最初の利発という印象からはかけ離れた様子で泣き続ける荒木は口が聞けなかった。


俺は改めて鎮めようと努めた。

「そんな泣かなくてもいいから。それで、関東・甲信越同盟とかいう連中が、どうしたのか教えてくれ。それを話しに来たんだろ?」


できる限り優しい口調に喋り掛ける。


一瞬の間があった。


荒木は始めより落ち着いた感じで話し始めた。「実は、先の戦争が始まるに先立ち、滋賀国様と大阪国様の協力で京都を攻めるという話が関東まで届いていたようで。やつらは近畿をどこかが統一するのを恐れていたため、近畿でこの戦いに関与していなかった我々奈良に味方をしろと言って来たのです。直接戦わずともよいから、味方する意思を示せと言われ、我々はあの様な行動を取ってしまいました。京都には一切の思入れもありません。脅されました。」



兵庫国大将の火戸は滋賀と大阪による京都への攻撃時に起きた奈良の介入を知らないため、事前に三国同盟の会談時に説明しておいた。

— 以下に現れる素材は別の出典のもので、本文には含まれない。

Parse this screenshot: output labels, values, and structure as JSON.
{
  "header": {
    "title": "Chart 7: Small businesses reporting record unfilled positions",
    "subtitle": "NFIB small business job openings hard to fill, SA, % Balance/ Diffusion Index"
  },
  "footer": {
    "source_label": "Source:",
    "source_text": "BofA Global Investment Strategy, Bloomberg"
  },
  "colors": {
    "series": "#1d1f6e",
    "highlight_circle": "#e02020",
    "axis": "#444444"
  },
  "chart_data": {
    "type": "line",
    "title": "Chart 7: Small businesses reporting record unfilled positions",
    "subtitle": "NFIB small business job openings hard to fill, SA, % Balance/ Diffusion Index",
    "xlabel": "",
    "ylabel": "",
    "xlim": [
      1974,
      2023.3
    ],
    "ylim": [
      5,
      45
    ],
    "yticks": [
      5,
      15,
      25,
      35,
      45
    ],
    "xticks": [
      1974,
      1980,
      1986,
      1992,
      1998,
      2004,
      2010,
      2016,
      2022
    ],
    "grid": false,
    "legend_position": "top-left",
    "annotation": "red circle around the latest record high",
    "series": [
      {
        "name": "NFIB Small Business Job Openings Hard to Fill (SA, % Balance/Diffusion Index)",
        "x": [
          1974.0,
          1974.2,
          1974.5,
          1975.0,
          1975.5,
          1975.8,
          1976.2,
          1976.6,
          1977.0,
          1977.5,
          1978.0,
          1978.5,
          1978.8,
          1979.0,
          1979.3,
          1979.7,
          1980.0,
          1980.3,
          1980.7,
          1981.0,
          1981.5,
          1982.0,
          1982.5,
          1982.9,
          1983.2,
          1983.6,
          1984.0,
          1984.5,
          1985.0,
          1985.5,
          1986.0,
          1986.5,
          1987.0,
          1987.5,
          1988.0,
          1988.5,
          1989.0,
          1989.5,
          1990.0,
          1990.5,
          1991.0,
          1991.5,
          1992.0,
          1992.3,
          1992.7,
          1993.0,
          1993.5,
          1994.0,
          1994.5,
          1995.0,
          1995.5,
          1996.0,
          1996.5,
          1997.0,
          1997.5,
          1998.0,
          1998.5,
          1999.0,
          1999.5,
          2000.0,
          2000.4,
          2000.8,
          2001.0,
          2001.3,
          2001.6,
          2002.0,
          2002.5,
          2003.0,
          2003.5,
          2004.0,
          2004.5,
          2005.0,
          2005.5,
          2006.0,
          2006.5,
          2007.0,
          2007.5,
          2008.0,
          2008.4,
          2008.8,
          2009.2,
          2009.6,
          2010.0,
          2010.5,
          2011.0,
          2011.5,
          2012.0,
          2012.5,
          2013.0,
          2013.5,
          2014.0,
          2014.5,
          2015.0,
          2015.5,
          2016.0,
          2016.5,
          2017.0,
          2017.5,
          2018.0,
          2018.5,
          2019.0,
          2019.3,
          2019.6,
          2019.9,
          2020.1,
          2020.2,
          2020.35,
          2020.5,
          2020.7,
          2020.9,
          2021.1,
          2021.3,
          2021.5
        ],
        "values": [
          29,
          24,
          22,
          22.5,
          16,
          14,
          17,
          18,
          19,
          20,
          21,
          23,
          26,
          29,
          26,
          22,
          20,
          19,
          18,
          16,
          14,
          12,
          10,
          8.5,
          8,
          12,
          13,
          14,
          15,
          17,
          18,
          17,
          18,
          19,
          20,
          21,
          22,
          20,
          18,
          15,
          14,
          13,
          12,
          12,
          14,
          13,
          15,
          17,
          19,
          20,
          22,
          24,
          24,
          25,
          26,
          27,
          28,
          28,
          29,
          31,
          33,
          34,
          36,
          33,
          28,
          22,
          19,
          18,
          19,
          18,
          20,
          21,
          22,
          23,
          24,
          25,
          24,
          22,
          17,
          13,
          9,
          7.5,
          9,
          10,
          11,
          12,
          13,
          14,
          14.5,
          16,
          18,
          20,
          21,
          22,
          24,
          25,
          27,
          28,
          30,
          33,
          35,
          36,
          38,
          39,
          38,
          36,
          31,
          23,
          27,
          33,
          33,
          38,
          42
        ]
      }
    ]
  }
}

火戸は第三者的視点から客観的意見を述べた。「それで、その関東・甲信越同盟とかいう奴らは具体的にはどこの国が加盟している?私は先の戦争に関わっていないため、奈良の言う味方する意思を示したというものがどの程度であったか見てはいないが、お前はどうして自供してきた?」


「いや、実は私もわからないのです。しかし話が来たのは東京からです。あの冷酷残忍な舛削です。」



かつての日本国における関東という表現は茨城県、栃木県、群馬県、埼玉県、千葉県、東京都、神奈川県の1都6県を指し(埼玉は東京に奇襲され東京国の領土となった。)、甲信越は山梨県、長野県、新潟県の3県の総称である。もしこれらすべての国々が盟を結んでいれば近畿三国同盟では到底かなわない。



果たして関東・甲信越同盟の正体は何なのであろうか。